The car sputtered, the headlights blinked, then faded, and within a couple seconds I was puttering downhill with no electric current to keep the lights on. This had happened to me once before, when I was a whole lot younger and closer to civilization. As long as I didn’t stop, the engine kept running. But once I stopped, there was no starting again. Back then, I thought it was the battery that had died. I hitched a mile or so to a phone and called AAA. When the truck arrived a half hour later, the guy checked the battery and told me it was fine. “Probably the alternator,” he said. He towed me to a station and a few hours later, I was back on the road with a new alternator.

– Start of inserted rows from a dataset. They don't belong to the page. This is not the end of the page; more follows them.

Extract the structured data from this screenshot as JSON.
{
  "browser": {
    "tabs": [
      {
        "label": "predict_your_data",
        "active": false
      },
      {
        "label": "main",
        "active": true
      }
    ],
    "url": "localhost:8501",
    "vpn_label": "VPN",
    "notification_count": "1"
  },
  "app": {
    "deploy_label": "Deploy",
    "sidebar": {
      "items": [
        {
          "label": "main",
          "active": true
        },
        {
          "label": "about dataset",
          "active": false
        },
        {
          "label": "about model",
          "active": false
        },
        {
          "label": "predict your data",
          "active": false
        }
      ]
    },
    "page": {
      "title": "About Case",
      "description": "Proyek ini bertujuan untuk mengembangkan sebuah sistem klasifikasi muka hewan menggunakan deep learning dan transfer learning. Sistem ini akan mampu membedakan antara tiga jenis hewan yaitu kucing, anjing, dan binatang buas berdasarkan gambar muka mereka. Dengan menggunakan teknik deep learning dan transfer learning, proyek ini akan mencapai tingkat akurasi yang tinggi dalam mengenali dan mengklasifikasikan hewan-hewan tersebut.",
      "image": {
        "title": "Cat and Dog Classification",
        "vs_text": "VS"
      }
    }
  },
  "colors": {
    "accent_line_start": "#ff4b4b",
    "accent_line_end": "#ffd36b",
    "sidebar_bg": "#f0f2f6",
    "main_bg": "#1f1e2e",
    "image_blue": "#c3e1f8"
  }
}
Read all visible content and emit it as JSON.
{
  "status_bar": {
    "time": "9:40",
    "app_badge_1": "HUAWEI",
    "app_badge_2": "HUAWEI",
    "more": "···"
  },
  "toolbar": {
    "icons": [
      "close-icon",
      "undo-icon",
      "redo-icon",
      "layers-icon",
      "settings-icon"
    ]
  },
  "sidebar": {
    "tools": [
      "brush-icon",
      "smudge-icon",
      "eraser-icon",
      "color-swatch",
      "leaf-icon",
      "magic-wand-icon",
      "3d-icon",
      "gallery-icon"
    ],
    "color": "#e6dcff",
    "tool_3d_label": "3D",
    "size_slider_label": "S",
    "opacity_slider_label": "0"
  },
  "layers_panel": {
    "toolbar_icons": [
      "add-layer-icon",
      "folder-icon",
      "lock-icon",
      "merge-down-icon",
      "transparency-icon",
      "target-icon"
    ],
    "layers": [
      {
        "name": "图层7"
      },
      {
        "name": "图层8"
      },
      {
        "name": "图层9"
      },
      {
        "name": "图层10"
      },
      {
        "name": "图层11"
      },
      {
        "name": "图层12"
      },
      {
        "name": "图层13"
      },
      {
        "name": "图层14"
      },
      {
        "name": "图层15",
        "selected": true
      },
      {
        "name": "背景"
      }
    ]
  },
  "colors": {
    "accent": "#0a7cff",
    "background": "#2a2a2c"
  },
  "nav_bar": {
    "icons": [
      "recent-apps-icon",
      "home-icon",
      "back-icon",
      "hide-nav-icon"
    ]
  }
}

But that wasn’t going to happen out here, so I kept the engine running and putt-putted my way down the hill with no lights, hoping I wouldn’t run into any other traffic. One car passed me going the other way, but I don’t think they even saw my dark colored car with no lights. I coasted past the sign marking sea level. Not five minutes later, just when the road seemed to be leveling off, the engine seized and the car shuttered to a stop.
I couldn’t believe my luck. Checked my cell phone, but no signal. No surprise there. I sat there in the desert dark and listened to coyotes howling across the night to find each other. I felt like howling too. I wished I could call out to someone, hear their comforting bark in return, and know which way was home.
Instead, I hoofed it toward Brawley, wondering if I’d ever find the well-hidden home of the Salton Sea Kilmers. And I still had no idea what a damn Kilmer was!